I designed collisions to behave similarly to Unity’s trigger events:

public class Collider : GameObjectComponent
{
    public Action<Collider>? OnCollisionEnter { get; set; }
    public Action<Collider>? OnCollisionStay { get; set; }
    public Action<Collider>? OnCollisionExit { get; set; }
}

Example usage:

treasureCollider.OnCollisionEnter = (other) =>
{
    if (other.Owner is Player)
        treasure.Collect();
};

Collision Groups

To organize interactions, I implemented group filtering:

public enum GameObjectGroup
{
    Player,
    Enemy,
    Obstacle,
}

Usage:

CollisionMask = GameObjectGroup.Player | GameObjectGroup.Enemy;

What This GOM System Gives Me

Modularity

Components can be mixed and matched freely.

Reusability

The same components work across different object types.

Performance

Maintainability

Debug Support

public virtual void Debug()
{
    DrawCircleV(Position, 2, Color.Green);
    components.ForEach(c => c.Debug());
}

Reflection: What I Learned

Building this GOM system taught me the real value of composition over inheritance.

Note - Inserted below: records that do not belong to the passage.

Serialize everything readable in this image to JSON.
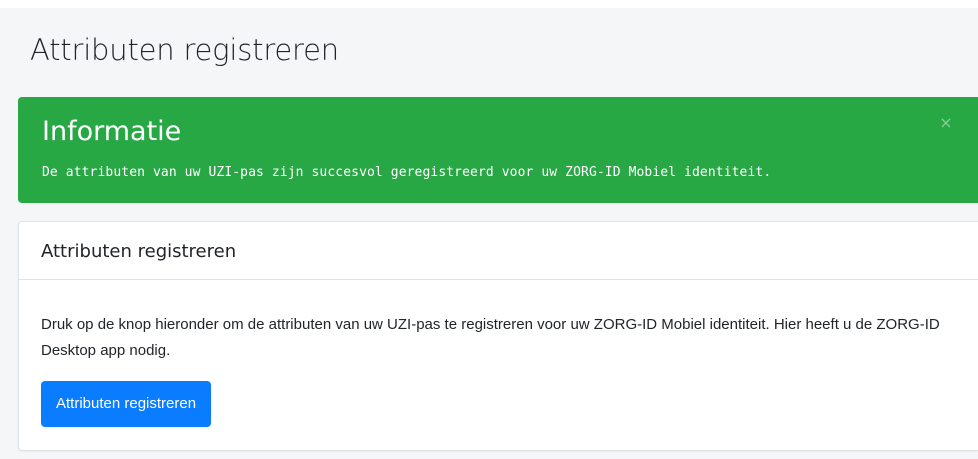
{
  "page": {
    "title": "Attributen registreren"
  },
  "alert": {
    "heading": "Informatie",
    "message": "De attributen van uw UZI-pas zijn succesvol geregistreerd voor uw ZORG-ID Mobiel identiteit.",
    "close_label": "×",
    "color": "#28a745"
  },
  "card": {
    "title": "Attributen registreren",
    "body": "Druk op de knop hieronder om de attributen van uw UZI-pas te registreren voor uw ZORG-ID Mobiel identiteit. Hier heeft u de ZORG-ID Desktop app nodig.",
    "button_label": "Attributen registreren",
    "button_color": "#0a7cff"
  }
}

Instead of trying to predict every possible object type upfront, I now build behavior using small, focused building blocks.

Need a chest that follows the player? Add a camera target. Need an enemy that opens doors? Combine interaction and movement components.

This mindset has made my engine more flexible, my codebase easier to maintain, and my development process far more enjoyable.

If you’re building your own engine or struggling with rigid class hierarchies, I highly recommend exploring component-based architectures. Start simple, learn from existing engines, and adapt the ideas to match your own workflow.